Der Studie zufolge nähert sich das Einkommen in Ost und West langsam an. Allerdings gibt es bei den 40 Regierungsbezirken in Deutschland nach wie vor große Einkommensunterschiede. An der Spitze steht der Bezirk Oberbayern mit durchschnittlich 20.091 Euro pro Einwohner und Jahr. Es folgen die Regierungsbezirke Darmstadt (19.533) und Stuttgart (19.097).

Die neuen Bundesländer holen gegenüber dem Westen auf. Das Einkommen liegt dort noch 20,1 Prozent unter dem Bundesdurchschnitt. Der GfK-Studie zufolge schneiden die Regierungsbezirke Brandenburg (14.115), Leipzig (13.959) und Dresden (13.812) am besten ab.
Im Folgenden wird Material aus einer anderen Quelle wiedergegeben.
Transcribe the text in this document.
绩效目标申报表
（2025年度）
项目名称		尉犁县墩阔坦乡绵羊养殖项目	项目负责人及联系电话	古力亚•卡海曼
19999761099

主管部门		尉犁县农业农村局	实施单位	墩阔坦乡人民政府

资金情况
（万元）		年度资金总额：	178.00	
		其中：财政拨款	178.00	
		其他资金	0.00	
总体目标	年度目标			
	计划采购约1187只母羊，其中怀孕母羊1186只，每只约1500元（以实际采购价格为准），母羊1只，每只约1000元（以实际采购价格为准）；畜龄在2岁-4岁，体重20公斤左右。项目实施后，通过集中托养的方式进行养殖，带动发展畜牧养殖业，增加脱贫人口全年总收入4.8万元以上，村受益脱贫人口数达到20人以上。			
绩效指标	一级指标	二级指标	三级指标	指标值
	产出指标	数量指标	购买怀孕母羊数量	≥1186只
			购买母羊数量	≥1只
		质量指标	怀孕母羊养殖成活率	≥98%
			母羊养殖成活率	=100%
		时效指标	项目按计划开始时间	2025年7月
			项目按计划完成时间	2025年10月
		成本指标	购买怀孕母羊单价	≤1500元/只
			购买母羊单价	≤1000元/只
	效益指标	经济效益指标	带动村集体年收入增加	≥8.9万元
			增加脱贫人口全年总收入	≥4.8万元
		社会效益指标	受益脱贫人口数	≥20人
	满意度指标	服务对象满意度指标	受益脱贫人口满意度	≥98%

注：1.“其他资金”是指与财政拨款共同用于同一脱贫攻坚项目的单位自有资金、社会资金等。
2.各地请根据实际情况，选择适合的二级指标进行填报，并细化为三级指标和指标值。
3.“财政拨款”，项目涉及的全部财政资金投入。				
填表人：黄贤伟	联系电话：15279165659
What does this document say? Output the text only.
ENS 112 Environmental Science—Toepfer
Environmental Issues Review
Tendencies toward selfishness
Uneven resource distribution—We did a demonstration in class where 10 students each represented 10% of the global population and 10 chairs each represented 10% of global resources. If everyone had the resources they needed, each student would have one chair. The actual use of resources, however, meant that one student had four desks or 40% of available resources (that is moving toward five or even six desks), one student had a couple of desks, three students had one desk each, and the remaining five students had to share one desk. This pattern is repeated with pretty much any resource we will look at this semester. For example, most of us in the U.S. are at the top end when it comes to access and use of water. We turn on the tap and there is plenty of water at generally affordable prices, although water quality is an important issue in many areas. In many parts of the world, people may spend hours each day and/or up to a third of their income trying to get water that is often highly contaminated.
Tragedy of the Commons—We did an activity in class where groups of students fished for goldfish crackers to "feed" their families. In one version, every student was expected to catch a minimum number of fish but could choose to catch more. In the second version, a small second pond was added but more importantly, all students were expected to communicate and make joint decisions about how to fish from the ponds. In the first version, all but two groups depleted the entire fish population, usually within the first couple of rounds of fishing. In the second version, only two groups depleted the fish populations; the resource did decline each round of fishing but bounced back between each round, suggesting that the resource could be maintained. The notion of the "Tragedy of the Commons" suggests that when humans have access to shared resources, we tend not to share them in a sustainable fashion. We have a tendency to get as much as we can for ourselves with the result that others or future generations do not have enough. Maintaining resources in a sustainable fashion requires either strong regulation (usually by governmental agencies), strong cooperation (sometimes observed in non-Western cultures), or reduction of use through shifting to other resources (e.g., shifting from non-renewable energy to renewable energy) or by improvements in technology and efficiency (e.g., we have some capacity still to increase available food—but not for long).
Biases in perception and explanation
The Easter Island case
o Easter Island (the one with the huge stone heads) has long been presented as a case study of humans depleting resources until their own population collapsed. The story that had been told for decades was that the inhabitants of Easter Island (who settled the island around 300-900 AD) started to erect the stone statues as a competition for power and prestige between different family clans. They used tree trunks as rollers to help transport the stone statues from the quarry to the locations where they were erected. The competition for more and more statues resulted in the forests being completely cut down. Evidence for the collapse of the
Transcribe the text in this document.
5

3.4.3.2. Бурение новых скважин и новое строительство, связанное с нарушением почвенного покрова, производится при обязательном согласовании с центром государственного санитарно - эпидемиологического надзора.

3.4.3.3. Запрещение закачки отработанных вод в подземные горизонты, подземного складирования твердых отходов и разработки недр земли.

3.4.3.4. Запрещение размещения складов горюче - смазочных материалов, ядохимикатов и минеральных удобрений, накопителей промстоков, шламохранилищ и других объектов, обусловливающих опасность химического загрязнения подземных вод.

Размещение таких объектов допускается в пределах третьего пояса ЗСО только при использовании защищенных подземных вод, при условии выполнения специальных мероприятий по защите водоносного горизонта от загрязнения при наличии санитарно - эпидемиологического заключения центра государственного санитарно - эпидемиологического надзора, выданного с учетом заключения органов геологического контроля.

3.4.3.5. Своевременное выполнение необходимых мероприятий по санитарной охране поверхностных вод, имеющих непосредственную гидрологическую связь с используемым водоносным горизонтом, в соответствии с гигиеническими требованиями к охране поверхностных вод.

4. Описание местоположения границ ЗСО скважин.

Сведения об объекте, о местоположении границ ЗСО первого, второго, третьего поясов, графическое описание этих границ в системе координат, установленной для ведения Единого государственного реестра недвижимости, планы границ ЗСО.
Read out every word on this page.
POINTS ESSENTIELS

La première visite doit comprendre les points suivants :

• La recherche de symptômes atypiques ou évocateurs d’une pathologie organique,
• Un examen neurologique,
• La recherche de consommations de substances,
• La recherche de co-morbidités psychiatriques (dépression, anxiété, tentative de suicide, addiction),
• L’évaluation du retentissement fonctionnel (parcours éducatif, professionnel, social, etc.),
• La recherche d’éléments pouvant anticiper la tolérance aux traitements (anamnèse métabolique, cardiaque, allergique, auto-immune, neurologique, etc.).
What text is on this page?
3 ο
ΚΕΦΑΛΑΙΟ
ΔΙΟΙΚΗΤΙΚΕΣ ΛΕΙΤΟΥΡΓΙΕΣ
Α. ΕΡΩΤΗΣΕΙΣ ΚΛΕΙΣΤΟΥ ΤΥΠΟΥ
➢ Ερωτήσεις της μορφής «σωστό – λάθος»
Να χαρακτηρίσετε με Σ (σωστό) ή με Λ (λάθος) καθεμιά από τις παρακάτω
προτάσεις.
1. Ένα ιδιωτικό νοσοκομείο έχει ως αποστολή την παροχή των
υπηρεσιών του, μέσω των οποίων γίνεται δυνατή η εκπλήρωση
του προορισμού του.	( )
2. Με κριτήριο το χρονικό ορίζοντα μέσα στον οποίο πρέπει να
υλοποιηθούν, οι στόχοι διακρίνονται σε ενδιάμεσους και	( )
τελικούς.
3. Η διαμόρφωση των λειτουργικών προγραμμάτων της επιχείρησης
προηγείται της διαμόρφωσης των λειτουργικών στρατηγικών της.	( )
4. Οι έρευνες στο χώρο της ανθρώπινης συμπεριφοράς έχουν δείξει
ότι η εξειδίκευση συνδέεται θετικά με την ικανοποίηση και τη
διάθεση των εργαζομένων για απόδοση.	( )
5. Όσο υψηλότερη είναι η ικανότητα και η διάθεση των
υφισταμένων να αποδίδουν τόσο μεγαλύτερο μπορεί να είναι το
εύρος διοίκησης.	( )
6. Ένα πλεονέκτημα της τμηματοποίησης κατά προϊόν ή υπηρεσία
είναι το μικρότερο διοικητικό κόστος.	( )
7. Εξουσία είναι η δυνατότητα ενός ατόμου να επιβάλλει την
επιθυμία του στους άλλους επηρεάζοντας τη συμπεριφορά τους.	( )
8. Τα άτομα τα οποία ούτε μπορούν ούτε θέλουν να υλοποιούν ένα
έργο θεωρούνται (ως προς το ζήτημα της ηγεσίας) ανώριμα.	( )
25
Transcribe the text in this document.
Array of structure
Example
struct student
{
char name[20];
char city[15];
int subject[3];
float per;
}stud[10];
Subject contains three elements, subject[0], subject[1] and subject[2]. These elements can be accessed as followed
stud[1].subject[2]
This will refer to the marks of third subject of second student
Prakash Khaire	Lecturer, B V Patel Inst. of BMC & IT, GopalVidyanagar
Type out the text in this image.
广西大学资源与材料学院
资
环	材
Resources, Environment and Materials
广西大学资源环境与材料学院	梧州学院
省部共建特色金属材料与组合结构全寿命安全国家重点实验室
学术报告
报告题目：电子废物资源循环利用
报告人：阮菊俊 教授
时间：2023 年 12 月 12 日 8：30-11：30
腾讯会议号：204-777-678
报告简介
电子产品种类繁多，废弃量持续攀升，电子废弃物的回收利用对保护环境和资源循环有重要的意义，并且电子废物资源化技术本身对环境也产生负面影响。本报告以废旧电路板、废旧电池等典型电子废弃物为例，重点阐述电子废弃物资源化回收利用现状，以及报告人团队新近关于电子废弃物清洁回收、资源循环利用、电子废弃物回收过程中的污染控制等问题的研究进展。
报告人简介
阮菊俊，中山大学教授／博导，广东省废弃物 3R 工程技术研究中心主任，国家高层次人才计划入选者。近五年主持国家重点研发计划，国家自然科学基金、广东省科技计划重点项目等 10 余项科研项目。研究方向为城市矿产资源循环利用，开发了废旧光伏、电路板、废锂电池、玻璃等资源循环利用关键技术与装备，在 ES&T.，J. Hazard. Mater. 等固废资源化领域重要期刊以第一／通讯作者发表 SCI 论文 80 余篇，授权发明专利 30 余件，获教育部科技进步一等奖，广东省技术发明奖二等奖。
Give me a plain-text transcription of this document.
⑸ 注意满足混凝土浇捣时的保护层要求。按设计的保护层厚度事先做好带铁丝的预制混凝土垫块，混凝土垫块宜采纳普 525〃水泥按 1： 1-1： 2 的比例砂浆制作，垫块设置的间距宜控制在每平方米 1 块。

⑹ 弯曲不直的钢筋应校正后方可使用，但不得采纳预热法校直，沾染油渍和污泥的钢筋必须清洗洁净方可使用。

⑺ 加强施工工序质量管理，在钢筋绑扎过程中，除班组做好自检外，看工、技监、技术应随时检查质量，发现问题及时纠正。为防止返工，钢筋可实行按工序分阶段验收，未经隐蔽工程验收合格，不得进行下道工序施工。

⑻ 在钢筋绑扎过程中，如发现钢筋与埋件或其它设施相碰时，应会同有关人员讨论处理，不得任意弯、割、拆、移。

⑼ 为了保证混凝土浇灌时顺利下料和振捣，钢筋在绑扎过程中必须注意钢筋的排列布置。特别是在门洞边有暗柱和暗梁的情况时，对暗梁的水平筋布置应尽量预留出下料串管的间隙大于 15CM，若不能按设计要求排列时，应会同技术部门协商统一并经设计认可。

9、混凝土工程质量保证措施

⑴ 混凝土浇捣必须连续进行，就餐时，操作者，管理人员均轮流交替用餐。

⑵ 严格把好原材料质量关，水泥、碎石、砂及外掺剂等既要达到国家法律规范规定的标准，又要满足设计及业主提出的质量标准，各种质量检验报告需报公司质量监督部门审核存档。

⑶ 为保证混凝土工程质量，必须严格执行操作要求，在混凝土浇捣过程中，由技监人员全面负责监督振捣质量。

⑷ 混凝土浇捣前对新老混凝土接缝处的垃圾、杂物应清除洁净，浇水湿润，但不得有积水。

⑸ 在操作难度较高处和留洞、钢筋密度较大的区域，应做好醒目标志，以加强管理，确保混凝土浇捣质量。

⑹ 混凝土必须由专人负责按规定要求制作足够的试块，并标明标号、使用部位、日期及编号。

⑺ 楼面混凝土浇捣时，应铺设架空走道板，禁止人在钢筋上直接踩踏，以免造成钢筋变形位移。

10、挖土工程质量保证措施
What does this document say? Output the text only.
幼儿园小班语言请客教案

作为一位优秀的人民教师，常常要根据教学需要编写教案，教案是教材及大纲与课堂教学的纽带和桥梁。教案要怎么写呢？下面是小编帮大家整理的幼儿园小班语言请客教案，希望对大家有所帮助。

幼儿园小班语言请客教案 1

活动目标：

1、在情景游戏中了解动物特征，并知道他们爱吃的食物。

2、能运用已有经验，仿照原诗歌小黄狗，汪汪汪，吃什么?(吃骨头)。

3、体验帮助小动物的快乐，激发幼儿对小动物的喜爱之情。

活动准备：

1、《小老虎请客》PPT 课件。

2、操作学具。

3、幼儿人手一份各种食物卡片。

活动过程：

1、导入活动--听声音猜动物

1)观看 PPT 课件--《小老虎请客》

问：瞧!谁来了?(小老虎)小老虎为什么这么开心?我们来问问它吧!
Das Schlusslicht bilden Halle (13.398), Dessau (13.358) und Mecklenburg-Vorpommern (13.221 Euro).

Bei den 439 Stadt- und Landkreisen in Deutschland schwankt die Kaufkraft enorm. Der reichste Landkreis ist Starnberg mit 23.644 Euro. In den ärmsten Landkreisen in Mecklenburg-Vorpommern müssen die Menschen allerdings mit weniger als 12.000 Euro auskommen.